J’interroge souvent mes collègues thérapeutes ou coachs sur ce qui les animent et donne du sens à leurs accompagnements. Certains disent que c’est d’accompagner chacun « vers sa juste place », d’autres que c’est de permettre à leurs clients de « quitter l’anxiété pour plus de sérénité » ou encore de « dépasser leur passé traumatique ».…je me reconnais bien dans tous ces objectifs mais ce qui fait ma « couleur » ou la « note » propre est différent. Je me défini plutôt comme la thérapeute et coach de « l’élan vital ».
J’ai réfléchi, lu, mais aussi vécu dans mon corps au plus profond de mon être ce qu’est l’élan vital. Comment il se nourrit du contact sensoriel avec le monde, sur mon vélo ou dans la nature, mais aussi comment je le nourris de l’intérieur, par mes rêves, mes méditations et ma vie émotionnelle. J’observe aussi quand cet élan faiblit, quand il se ternit dans les épreuves extérieures ou dans mes combats intérieurs. Je suis à l’affut, dans la conscience, de ce qui me donne et de ce qui m’enlève de l’énergie. De ce fait, mon intention avec mes clients, est de leur permettre de trouver ou de retrouver l’élan de vie qui se niche au creux de leur être. Même au plus profond de la dépression, du burn out, du deuil…il y a la vie qui est là et qui cherche à se frayer un chemin.
C’est Henri Bergson (1859-1941) qui m’inspire car il a fait de cette notion un concept à part entière*. Dans son livre « l’évolution créatrice » qu’il publie en 1907, il fait l’hypothèse d’un élan vital primitif pour expliquer que les espèces vivantes ne cessent de se modifier, comme poussée par une force première, « imprévisible », « déroutante », « créatrice ». L’élan vital permet de comprendre la continuité de l’évolution mais aussi le mouvement créatif qui rend cette évolution si surprenante. En chacun de nous se trouve la trace de cet élan vital et s’y reconnecter intérieurement permet d’embrasser le mouvement du monde. L’élan jaillit en soi, dans toute sa fougue et son instabilité. Il est mouvement, pensée, émotion, sensations. L’élan vital, c’est quand « ma vie » s’ajuste avec « la vie », quand mes impulsions sont en fait celles de la vie même en moi.
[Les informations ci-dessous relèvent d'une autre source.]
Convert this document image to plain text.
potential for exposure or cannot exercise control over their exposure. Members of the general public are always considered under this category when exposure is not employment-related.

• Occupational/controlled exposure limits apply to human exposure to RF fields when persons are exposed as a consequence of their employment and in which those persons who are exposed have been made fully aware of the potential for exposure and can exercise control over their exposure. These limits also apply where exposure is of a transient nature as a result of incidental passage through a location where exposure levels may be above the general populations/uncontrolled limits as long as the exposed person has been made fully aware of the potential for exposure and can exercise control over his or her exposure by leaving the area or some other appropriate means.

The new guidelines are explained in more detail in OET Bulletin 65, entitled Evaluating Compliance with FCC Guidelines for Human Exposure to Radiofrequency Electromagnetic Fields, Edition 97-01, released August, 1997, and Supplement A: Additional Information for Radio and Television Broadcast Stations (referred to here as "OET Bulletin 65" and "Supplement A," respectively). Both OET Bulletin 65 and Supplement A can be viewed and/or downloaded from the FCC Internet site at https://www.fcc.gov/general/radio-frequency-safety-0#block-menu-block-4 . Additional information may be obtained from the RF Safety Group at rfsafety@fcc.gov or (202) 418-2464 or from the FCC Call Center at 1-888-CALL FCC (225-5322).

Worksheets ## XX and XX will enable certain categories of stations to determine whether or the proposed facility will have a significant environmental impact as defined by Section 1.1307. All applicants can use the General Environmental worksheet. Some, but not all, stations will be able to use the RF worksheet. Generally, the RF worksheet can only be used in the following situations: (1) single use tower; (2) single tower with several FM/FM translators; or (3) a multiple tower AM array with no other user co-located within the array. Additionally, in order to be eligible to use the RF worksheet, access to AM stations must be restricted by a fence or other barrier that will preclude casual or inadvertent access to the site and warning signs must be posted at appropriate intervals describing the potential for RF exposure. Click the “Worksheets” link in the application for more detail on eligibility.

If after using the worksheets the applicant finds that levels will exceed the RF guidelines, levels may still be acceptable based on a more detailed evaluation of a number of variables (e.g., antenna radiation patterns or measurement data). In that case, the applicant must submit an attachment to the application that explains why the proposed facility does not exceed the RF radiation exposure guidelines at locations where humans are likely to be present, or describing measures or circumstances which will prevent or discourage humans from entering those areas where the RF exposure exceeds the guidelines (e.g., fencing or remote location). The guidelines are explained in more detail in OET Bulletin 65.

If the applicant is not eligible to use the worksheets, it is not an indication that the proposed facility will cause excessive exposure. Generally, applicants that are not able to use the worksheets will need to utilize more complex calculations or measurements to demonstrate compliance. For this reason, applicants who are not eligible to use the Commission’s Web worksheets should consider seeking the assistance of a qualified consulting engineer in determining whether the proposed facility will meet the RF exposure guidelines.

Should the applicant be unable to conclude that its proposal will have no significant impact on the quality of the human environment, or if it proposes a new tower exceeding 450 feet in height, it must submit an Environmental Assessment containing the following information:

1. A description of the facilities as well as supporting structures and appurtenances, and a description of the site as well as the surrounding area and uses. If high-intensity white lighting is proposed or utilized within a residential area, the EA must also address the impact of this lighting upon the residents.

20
Freud parle de « pulsion de vie », à la fois mouvement intime vers la vie et pulsion qui permet la survie de l’espèce. Mais c’est Fanita English – psychanalyste et Analyste Transactionnelle (1916-2022) – qui pour moi décrit le mieux ce mouvement et qui propose une façon singulière et opératoire de penser la « clinique de l’élan vital ». Dans son article sur les motivateurs inconscients* elle décrit trois forces, qu’elle représente de façon créative comme trois déesses dans le ciel de l’Olympe : Survia (la survie individuelle), Passia (la survie de l’espèce et l’inventivité, la créativité) et Transcia (la transcendance, la connexion et la quiétude). Même si elle n’utilise jamais le terme, chacune porte une partie de l’élan vital et quand l’une de ces dimensions manque ou est insuffisamment développée, il existe un déséquilibre.
J’ai beaucoup d’exemples de clients qui, en burn out, étaient concentrés sur Survia et parvenaient à survivre mais sans aucun élan, tout juste une petite flamme à nourrir et à faire grandir. Ou d’autres, perdus dans Transcia, qui ne parvenaient pas à incarner le mouvement dans leur vie, restant insatisfaits de ne pas réaliser leurs rêves. Je parlerais de mes accompagnement comme de la recherche commune de l’art d’équilibrer ces composantes de l’élan vital en soi. Ma plus grande satisfaction est de sentir en moi-même ou d’observer mes clients sentir, que c’est la vie dans toutes ses dimensions qui pulse en nous. Tel est le chemin joyeux et ensoleillé, parfois désertique et pentu aussi, que j’empreinte chaque jour et que je propose à mes clients d’empreinter.
*BERGSON Henri, l’évolution créatrice, éd. Frédéric Worms, Puf, coll Quadrige, 2013 *ENGLISH Fanita, unconscious drives reimaged, TAJ Vol. 38 N°3-2008.